Convergence of sums.
- If $X_n \xrightarrow{a.s.} X$ and $Y_n \xrightarrow{a.s.} Y$, then $X_n + Y_n \xrightarrow{a.s.} X + Y$.
- If $X_n \xrightarrow{p} X$ and $Y_n \xrightarrow{p} Y$, then $X_n + Y_n \xrightarrow{p} X + Y$.
- It is not true in general that $X_n + Y_n \xrightarrow{D} X + Y$ whenever $X_n \xrightarrow{p} X$ and $Y_n \xrightarrow{p} Y$. The result is true when $X$ or $Y$ is a constant.

If $X_n \xrightarrow{p} X$ and $Y_n \xrightarrow{p} Y$, then $X_n + Y_n \to X + Y$ and $X_n Y_n \xrightarrow X Y$.

7.5 Strong law of large numbers

Theorem 7.1 Let $\{X_n\}_{n \ge 1}$ be an i.i.d. sequence of random variables with mean $μ$ and variance $σ^2$. Let \[ \bar X_n = \frac 1n \sum_{i=1}^n X_i \] be the sameple average.
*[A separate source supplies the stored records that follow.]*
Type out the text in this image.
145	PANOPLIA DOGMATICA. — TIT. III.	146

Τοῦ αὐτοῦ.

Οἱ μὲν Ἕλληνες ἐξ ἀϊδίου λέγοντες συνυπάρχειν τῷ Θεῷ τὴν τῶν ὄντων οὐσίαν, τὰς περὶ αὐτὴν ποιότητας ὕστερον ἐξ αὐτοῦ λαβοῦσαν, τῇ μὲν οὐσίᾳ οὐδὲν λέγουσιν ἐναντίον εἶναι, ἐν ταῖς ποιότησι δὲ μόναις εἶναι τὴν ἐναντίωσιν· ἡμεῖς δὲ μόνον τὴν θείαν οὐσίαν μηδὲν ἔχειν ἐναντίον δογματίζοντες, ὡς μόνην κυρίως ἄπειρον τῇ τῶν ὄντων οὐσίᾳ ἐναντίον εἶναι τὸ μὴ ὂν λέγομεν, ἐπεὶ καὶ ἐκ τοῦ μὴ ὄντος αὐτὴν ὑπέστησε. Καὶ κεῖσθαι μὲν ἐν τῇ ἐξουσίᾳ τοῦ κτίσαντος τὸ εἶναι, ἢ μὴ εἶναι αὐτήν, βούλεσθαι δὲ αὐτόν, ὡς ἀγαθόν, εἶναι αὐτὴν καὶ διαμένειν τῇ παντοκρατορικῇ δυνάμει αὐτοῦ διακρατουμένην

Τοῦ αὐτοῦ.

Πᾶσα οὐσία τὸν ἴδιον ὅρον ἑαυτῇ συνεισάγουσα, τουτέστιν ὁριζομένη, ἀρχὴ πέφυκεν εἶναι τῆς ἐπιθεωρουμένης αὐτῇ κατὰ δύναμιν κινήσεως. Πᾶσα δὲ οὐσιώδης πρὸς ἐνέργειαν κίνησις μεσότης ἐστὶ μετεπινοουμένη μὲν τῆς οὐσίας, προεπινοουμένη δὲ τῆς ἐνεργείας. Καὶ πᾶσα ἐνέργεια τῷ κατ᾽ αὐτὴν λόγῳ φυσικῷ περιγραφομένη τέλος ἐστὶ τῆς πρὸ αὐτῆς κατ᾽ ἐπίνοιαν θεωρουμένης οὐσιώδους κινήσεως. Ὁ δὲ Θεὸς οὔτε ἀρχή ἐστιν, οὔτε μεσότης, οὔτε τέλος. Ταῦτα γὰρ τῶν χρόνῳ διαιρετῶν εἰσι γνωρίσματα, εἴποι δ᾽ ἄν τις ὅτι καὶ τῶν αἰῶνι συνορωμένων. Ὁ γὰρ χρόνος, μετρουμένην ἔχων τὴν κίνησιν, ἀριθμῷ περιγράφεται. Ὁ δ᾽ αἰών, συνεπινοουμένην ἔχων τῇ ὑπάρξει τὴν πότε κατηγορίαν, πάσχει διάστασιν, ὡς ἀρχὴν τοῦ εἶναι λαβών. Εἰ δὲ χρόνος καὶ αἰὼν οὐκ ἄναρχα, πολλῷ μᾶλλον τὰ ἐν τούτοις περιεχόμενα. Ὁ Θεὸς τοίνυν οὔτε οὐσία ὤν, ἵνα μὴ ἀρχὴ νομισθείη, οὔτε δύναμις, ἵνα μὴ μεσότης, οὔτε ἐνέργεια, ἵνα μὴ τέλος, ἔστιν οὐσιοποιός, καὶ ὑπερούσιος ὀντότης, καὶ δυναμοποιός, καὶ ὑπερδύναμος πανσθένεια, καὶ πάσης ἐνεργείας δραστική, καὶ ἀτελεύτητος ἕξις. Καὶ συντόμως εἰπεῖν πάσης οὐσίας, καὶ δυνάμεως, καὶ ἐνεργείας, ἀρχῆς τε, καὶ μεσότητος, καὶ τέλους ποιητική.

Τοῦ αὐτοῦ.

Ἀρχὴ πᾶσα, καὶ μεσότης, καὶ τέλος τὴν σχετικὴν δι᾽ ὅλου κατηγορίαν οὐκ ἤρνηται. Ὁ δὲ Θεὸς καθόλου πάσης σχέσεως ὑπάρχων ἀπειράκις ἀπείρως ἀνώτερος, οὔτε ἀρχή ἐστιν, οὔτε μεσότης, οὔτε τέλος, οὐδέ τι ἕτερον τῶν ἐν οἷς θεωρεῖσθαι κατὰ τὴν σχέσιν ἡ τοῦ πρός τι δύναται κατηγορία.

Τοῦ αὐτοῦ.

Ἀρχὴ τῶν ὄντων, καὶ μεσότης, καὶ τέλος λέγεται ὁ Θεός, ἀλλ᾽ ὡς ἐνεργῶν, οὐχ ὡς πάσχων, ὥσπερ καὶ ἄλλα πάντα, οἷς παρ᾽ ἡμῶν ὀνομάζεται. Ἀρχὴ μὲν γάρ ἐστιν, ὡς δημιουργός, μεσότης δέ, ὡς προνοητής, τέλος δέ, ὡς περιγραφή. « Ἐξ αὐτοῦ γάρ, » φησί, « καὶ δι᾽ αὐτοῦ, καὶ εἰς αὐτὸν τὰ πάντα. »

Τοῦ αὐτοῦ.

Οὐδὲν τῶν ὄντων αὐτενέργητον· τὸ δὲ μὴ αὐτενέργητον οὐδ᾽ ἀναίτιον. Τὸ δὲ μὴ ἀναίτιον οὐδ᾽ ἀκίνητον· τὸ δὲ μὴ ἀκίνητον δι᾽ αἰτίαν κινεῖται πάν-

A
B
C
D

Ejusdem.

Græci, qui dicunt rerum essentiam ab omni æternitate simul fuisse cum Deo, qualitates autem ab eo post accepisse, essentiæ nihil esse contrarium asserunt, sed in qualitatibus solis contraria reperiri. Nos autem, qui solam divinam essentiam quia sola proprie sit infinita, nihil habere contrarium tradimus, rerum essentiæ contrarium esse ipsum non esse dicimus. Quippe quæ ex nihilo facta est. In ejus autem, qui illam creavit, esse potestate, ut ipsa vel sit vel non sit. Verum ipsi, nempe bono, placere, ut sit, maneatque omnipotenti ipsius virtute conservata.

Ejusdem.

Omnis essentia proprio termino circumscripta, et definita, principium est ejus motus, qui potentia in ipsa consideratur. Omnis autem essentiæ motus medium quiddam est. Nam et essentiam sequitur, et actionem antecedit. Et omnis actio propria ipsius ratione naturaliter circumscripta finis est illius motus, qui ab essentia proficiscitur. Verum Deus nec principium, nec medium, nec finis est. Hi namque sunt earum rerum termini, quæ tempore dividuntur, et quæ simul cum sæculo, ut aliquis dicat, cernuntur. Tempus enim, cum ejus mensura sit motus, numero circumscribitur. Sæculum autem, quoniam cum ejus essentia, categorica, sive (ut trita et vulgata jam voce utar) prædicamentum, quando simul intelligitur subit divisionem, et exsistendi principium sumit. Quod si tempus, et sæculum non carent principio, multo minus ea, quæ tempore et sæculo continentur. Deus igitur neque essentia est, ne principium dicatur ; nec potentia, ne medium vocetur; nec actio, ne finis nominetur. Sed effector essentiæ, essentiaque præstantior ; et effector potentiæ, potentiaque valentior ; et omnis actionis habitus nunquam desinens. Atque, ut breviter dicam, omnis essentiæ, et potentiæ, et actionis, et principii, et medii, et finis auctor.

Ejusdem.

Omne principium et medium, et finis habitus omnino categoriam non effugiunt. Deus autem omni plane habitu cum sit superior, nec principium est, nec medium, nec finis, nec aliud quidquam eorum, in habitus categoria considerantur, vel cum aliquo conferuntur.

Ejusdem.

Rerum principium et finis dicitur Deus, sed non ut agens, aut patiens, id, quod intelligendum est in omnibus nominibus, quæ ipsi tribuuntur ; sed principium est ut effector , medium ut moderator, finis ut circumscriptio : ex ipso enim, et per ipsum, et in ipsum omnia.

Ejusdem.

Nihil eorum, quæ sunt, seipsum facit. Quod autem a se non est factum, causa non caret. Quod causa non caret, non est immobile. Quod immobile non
Then, $\bar X_n \xrightarrow{a.s} μ$, i.e., \[ \PR\Bigl( ω : \lim_{n \to ∞} X_n(ω) = μ \Bigr) = 1. \]

We provide a proof under the assumption that the fouth moment’s exist.

Proof

We assume that $μ = 0$ (this is just for notational simplicity) and $\EXP[X^4] = γ < ∞$ (this is a strong assumption).

Since we know that the forth moment exist, we can use a forth moment version of Chebyshev inequality: \[ \PR \ABS{\bar X_n} \ge ε) \le \frac{ \EXP[ \bar X_n^4]}{ε^2}. \]

Then, by the multinomial theorem, we have \[ \EXP{\bar X_n^4} = \frac{1}{4} \EXP\biggl[ \sum_{i} X_i^4 + \binom{4}{1,3} \sum_{i \neq j} X_i X_j^3 + \binom{4}{2,2} \sum_{i \neq j} X_i^2 X_j^2 + \binom{4}{1,1,2} \sum_{i \neq j \neq k} X_i X_j X_k^2 + \sum_{i \neq j \neq k \neq \ell} X_i X_j X_k X_{\ell} \biggr]. \]

Since the $\{X_i\}_{i \ge 1}$ are independent and zero mean, we have

$\EXP[X_i X_j^3] = \EXP[X_i] \EXP[X_j^3] = 0$.
= = 0$.

Therefore, \[ \EXP[\bar X_n^4= \frac{1}{n^4} \bigl[ n \EXP[X_i^4] + 3 n(n-1) \EXP[ X_i^2 X_j^2] \bigr] \le \frac{M_4}{n_3} + \frac{3 σ^4}{n^2} \] where $M_4$ is the forth moment. Now, from the forth moment version of Chebyshev inequality, we have \[ \PR \ABS{\bar X_n} \ge ε) \le \frac{ \frac{M_4}{n_3} + \frac{3 σ^4}{n^2} }{ε^2}. \] This implies that \[ \sum_{n=1}^{∞} \PR(\ABS{X_n} \ge ε) < ∞. \] Thus, from Lemma 7.3, we have that $X_n \xrightarrow{a.s.} 0$.

7.6 There’s more

There’s another type of convergence commonly used in engineering: convergence in mean-squared sense. In the interest of time, we will not study this notion in class.